The latter is expanded and variations are spun on its form, with a satisfying eventual punchline much further down the line.  That makes it work but “My Girlfriend is a whore” doesn’t, purely because it lacks expansion and variation.

The one-liners, such as Albert’s assertion that there are only three songs in the West, and all were written by Stephen Foster, work, for the most part, because they aren’t hammered to death.  Throwaway material often achieves greater results because there are no expectations.  A lot of one-liners are chaff that fall by the wayside.  They are there in quantity and just as many don’t yield anything at all.
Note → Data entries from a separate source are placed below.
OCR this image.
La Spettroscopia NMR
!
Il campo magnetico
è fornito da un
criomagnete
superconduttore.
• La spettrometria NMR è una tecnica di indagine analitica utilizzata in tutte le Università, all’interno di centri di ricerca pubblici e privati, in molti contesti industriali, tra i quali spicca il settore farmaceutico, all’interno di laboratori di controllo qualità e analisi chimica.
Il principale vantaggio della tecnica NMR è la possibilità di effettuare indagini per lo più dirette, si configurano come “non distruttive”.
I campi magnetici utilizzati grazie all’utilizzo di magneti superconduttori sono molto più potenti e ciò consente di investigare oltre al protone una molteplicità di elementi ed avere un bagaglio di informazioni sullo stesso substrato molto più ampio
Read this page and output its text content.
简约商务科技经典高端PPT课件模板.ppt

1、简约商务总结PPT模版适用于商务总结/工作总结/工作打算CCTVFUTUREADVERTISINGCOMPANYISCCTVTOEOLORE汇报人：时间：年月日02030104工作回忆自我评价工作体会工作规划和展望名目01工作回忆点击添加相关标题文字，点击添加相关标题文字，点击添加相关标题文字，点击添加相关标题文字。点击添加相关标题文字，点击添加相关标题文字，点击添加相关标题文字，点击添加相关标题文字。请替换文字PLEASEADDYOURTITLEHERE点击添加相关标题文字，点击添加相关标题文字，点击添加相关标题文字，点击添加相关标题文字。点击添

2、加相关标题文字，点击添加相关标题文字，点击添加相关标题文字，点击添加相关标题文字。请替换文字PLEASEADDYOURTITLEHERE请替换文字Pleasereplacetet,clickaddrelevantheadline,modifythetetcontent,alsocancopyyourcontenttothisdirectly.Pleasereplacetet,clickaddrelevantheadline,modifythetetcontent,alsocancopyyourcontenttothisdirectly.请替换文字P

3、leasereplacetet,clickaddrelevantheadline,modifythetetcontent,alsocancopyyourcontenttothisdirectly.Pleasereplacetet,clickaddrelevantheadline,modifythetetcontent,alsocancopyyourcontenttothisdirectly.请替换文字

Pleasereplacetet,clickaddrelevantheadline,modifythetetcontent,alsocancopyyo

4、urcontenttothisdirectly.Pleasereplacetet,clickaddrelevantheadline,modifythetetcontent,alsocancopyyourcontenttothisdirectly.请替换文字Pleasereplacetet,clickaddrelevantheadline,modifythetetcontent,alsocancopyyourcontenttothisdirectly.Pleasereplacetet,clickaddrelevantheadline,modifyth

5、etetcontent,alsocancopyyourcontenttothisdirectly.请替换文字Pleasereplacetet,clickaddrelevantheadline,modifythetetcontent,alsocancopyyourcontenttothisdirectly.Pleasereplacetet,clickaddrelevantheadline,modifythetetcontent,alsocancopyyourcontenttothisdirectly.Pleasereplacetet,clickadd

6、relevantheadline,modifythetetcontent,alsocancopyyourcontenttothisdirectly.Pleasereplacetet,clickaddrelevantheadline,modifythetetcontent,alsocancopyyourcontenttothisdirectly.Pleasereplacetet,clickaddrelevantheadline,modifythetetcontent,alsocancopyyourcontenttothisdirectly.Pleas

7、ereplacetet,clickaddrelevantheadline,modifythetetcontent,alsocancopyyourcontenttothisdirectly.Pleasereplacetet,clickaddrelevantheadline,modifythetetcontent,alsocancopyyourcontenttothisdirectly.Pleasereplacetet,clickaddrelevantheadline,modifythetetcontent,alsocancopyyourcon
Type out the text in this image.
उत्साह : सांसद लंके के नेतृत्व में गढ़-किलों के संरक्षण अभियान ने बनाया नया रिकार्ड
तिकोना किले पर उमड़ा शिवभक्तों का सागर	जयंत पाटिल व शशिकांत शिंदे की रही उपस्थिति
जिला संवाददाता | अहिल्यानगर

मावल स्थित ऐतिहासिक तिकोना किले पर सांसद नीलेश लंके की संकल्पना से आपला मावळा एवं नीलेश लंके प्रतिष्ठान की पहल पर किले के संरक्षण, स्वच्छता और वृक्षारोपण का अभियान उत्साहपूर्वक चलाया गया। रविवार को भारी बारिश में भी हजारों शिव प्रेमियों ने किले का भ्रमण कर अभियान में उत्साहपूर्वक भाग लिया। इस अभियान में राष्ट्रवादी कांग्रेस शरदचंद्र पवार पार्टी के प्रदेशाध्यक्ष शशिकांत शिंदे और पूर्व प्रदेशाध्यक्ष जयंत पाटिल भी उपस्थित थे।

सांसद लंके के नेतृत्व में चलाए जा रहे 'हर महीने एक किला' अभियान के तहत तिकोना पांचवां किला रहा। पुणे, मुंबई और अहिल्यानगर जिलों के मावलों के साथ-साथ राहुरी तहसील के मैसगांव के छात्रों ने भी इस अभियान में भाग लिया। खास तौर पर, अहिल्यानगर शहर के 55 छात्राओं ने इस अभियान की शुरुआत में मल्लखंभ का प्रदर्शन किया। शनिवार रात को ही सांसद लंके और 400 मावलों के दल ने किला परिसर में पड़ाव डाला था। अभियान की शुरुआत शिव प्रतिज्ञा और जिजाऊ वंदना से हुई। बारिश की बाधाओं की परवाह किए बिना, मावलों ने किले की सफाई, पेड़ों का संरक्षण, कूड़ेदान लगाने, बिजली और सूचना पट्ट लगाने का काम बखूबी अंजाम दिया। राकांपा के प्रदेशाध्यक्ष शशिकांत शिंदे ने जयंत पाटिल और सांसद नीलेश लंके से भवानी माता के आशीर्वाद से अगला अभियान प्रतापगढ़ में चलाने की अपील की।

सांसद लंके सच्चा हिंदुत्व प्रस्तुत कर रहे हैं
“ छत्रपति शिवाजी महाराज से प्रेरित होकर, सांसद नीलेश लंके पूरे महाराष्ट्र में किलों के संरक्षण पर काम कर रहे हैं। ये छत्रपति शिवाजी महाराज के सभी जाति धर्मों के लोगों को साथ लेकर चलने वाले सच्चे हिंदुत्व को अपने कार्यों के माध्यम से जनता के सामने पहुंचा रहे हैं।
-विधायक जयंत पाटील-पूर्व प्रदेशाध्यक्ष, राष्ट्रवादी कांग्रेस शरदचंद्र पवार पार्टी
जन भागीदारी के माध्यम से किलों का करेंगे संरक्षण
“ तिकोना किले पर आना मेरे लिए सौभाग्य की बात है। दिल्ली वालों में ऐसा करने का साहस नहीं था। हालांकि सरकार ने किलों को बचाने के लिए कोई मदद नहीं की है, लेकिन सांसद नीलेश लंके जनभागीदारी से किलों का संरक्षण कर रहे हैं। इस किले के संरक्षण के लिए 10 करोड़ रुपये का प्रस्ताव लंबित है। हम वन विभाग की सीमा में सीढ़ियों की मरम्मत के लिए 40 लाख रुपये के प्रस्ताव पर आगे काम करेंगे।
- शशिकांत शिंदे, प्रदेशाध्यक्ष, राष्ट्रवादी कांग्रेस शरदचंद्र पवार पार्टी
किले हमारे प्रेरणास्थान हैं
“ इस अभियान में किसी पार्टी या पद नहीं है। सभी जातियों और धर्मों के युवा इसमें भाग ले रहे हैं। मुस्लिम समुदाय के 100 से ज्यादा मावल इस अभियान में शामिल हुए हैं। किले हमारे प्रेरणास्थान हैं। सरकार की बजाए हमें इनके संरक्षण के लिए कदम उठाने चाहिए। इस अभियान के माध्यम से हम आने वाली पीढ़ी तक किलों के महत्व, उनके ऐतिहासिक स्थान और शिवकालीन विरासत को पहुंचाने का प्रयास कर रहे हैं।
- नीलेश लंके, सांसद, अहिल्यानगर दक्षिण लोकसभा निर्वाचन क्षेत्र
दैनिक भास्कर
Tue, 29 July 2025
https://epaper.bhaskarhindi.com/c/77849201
Charlize Theron delivers a more relaxed and easy-going performance, pleasingly indicating untapped comedy potential there.  Liam Neeson sensibly plays it straight as the villain of the piece, and Neil Patrick Harris … well, Neil Patrick Harris cannot do any wrong in my eyes these days, so effortless and finely honed are his comic sensibilities (we shall pretend that his appearances in the Smurf movies never happened, or he needed the money for an ageing relative’s carbuncle operation).  He even manages to extract a shred of dignity out of a really crude, old, sophomoric diarrhoea gag purely by his physical comedy.

Yes, that word “sophomoric”.  It brings us back to my introductory beef – that contemporary American humour is just so damn puerile.  I just wish they’d all grow up and return to the comic heights they have reached in the past.  A Million Ways To Die In The West made me laugh some, but I would rather watch Blazing Saddles again. And again.